Präsidentschaftskandidat Dmitrij Medwedjew gilt zwar nicht als großer Freund der Staatskorporationen. Ein Ende des Trends ist aber noch nicht in Sicht: Sergej Iwanow, derzeit erster stellvertretender Ministerpräsident, hatte 2007 die Zahl von 40 zu gründenden Holdings ins Spiel gebracht. Beobachter erwarten, dass bis zu den Präsidentschaftswahlen noch weitere Holdings entstehen - auch um die Interessen der verschiedenen Kreml-Clans zu bedienen.

Die Regierung wirtschaftet mit

Staatsholdings: Den Anfang machte der schwierige Zusammenschluss der um ihr Überleben kämpfenden russischen Flugzeughersteller. Beobachter erwarten, dass sich außer der Atomwirtschaft und den in Rostechnologij vereinten Rüstungs- und Autoschmieden bald auch die russischen Schiffbauer unter einem Hut wiederfinden.

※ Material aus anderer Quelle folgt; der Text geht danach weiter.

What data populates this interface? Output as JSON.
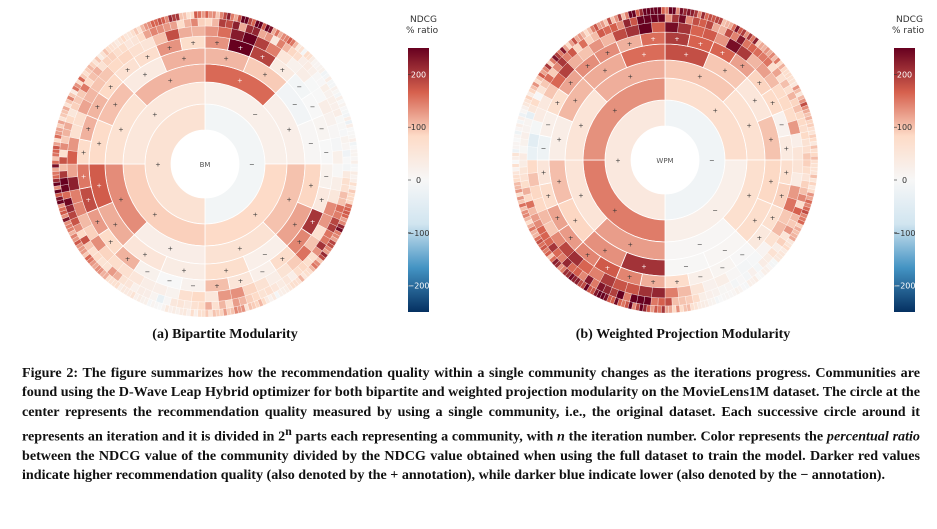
{
  "panels": [
    {
      "id": "a",
      "center_label": "BM",
      "sub_caption": "(a) Bipartite Modularity",
      "colorbar": {
        "title_line1": "NDCG",
        "title_line2": "% ratio",
        "ticks": [
          "200",
          "100",
          "0",
          "−100",
          "−200"
        ],
        "range": [
          -250,
          250
        ]
      }
    },
    {
      "id": "b",
      "center_label": "WPM",
      "sub_caption": "(b) Weighted Projection Modularity",
      "colorbar": {
        "title_line1": "NDCG",
        "title_line2": "% ratio",
        "ticks": [
          "200",
          "100",
          "0",
          "−100",
          "−200"
        ],
        "range": [
          -250,
          250
        ]
      }
    }
  ],
  "caption": {
    "p1": "Figure 2: The figure summarizes how the recommendation quality within a single community changes as the iterations progress. Communities are found using the D-Wave Leap Hybrid optimizer for both bipartite and weighted projection modularity on the MovieLens1M dataset. The circle at the center represents the recommendation quality measured by using a single community, i.e., the original dataset. Each successive circle around it represents an iteration and it is divided in 2",
    "sup": "n",
    "p2": " parts each representing a community, with ",
    "n": "n",
    "p3": " the iteration number. Color represents the ",
    "em": "percentual ratio",
    "p4": " between the NDCG value of the community divided by the NDCG value obtained when using the full dataset to train the model. Darker red values indicate higher recommendation quality (also denoted by the + annotation), while darker blue indicate lower (also denoted by the − annotation)."
  },
  "colors": {
    "max_red": "#67001f",
    "mid_red": "#d6604d",
    "light_red": "#fddbc7",
    "neutral": "#f7f7f7",
    "light_blue": "#d1e5f0",
    "mid_blue": "#4393c3",
    "max_blue": "#053061"
  }
}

Staatskonzerne: Staatlich kontrollierte Großunternehmen wie Gazprom gelten zwar nicht als Hort von Effizienz und gutem Management. Im Gegensatz zu den Mega-Holdings, wo Bürokraten andere Bürokraten kontrollieren, haben sich viele mit dem Verkauf von Aktien aber geöffnet. So gilt Rosneft inzwischen als modernes Unternehmen, das Vergleiche mit der privaten Konkurrenz nicht zu scheuen braucht.